Monday, January 19, 2015

Just the one post on Google Glass and CrowdOptic

My first pair of Google Glass still sits in our lab after only one week of my personal use in 2013.  I fumble around with it almost every day for development but I don't wear it to wear it because I don't have a need for it and I don't have a problem with that even though I'm supposed to be leading one of the few teams certified by Google to deliver Google Glass solutions.  Glass is not for me yet.  Glass is for livestreaming procedures to enhance clinical education and field support that makes enterprises faster and more efficient because enterprises broadcast exactly what is needed from anywhere in real time versus bulky, fixed cameras requiring advance activation with limited range.

Livestreaming from Glass is hard.  Move your head too quickly or take three steps left and the video breaks due to jitter or connectivity issues.  Hospitals need Glass to work like any other cameras as a matter of compliance. We worked on this for a long time eventually patenting an approach to filter multiple livestreams for the best livestream that is U.S. Patent 8,527,340 claim 3 and 9 seen in action here.  One needs a real computer with analytics to do this versus simply a camera.

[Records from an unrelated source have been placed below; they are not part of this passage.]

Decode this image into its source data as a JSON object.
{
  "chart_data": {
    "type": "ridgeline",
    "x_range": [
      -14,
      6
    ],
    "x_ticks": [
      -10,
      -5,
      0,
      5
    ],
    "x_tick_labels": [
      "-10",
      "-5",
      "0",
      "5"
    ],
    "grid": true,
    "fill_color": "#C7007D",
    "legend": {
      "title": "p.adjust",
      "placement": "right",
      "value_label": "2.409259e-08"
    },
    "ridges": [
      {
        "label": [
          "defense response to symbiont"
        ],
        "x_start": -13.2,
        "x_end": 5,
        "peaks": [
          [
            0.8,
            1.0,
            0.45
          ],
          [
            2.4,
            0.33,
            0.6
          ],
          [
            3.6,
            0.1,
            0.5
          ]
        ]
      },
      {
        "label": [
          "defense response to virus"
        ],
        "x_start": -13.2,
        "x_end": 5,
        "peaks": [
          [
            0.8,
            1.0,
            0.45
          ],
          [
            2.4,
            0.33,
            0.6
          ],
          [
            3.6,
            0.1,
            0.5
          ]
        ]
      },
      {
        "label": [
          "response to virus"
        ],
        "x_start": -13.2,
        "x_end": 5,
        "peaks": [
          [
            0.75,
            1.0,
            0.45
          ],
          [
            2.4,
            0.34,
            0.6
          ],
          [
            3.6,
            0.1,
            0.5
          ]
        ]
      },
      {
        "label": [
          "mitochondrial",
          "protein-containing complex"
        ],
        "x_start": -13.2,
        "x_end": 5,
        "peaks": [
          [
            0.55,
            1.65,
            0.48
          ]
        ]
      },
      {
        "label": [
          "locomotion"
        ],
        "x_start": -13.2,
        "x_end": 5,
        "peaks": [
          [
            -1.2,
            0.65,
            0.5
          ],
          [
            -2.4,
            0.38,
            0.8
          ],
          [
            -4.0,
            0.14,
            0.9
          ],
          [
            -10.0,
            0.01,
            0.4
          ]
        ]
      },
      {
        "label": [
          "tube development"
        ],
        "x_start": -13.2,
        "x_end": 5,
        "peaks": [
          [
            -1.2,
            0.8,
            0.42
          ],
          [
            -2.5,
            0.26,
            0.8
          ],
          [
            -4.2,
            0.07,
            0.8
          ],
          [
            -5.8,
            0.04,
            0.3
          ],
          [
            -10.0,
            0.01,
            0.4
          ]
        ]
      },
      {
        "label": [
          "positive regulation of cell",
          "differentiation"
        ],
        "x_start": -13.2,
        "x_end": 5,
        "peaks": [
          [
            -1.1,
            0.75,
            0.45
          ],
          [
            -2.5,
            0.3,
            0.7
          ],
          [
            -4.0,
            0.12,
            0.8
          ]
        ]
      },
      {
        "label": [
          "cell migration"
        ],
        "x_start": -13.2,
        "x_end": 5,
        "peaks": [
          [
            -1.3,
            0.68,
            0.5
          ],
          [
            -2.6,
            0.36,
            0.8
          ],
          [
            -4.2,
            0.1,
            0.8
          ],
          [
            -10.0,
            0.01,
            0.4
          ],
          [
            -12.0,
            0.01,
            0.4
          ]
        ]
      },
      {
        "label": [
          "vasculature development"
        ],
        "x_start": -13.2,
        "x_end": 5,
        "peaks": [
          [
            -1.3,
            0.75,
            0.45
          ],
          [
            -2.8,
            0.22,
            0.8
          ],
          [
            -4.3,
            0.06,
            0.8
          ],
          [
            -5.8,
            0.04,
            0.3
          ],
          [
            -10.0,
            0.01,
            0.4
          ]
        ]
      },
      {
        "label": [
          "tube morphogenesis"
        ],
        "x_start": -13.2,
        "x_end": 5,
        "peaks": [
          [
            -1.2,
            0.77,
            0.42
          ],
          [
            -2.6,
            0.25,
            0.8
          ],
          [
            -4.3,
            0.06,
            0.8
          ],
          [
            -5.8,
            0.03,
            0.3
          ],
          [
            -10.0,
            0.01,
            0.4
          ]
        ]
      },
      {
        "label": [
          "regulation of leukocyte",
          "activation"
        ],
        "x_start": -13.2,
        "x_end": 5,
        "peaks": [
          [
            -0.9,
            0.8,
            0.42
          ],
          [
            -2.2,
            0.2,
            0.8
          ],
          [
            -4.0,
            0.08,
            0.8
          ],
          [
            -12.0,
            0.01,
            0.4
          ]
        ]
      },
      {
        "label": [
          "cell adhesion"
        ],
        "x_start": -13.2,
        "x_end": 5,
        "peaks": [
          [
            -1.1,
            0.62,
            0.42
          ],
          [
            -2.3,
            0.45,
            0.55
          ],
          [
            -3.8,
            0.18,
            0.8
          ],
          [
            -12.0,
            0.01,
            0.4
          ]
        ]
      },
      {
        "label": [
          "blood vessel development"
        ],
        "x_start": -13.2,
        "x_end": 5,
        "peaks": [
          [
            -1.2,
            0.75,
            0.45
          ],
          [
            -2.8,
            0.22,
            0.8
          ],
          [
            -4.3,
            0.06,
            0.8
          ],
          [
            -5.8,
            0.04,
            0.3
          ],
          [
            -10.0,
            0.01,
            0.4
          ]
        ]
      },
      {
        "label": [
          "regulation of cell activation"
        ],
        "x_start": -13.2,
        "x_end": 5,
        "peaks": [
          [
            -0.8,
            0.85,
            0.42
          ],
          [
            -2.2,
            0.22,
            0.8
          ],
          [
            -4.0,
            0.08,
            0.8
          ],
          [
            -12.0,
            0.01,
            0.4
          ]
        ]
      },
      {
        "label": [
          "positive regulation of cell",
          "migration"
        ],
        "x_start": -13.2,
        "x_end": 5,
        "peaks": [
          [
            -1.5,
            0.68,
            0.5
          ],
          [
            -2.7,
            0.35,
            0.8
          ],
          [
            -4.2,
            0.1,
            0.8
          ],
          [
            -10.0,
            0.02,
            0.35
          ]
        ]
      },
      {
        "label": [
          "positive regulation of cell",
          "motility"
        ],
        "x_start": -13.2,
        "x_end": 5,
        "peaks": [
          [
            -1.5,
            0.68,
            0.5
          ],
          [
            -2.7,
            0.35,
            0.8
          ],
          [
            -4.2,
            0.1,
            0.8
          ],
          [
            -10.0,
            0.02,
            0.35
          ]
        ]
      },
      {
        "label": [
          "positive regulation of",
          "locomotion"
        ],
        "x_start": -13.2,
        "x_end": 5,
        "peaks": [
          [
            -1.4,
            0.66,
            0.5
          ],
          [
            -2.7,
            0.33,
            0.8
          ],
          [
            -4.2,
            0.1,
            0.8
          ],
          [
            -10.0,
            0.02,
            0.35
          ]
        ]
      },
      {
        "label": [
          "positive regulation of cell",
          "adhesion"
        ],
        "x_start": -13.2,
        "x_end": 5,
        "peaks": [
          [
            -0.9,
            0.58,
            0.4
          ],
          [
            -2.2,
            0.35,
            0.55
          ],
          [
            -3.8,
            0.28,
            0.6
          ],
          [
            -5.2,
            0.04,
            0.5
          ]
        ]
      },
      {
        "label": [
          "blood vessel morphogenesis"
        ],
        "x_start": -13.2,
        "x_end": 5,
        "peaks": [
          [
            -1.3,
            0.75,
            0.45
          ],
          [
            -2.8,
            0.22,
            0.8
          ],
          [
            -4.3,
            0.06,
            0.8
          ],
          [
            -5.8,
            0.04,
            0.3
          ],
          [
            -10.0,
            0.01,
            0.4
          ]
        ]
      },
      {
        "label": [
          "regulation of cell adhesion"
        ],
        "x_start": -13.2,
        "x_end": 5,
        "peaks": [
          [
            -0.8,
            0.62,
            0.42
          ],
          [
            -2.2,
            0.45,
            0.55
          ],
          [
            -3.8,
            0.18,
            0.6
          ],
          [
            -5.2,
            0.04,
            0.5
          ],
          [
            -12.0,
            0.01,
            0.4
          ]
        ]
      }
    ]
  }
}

Someone is writing the camera is Glass' problem.  Fortune 500 enterprises are paying 6 figure revenue, 7 figure bookings for us to leverage Glass' camera.  Glass in the ambulance helps physicians to start stroke diagnosis prior to arriving at an ER for triage.  Glass from the medical device enterprise helps train the physician.  Physicians wearing Glass train residents.  Someone is writing Glass is an embarrassing failure.  The Indiana Pacers place Glass everywhere they can think of to show their fans never before seen views of the action made possible by our Glass broadcast algorithms.  The Pacers put Glass in every home game right up to the near-championship last year.  We powered the U.S. Open on Glass.  My right hand Jim Kovach at CrowdOptic is one of the only NFL players in history to receive a medical degree while playing - critics can call him at 415.528.5500 to talk about what Glass is.

Once I can get a reliable, native livestream anywhere, anytime I'll put my own Glass back on too to record my family and friends.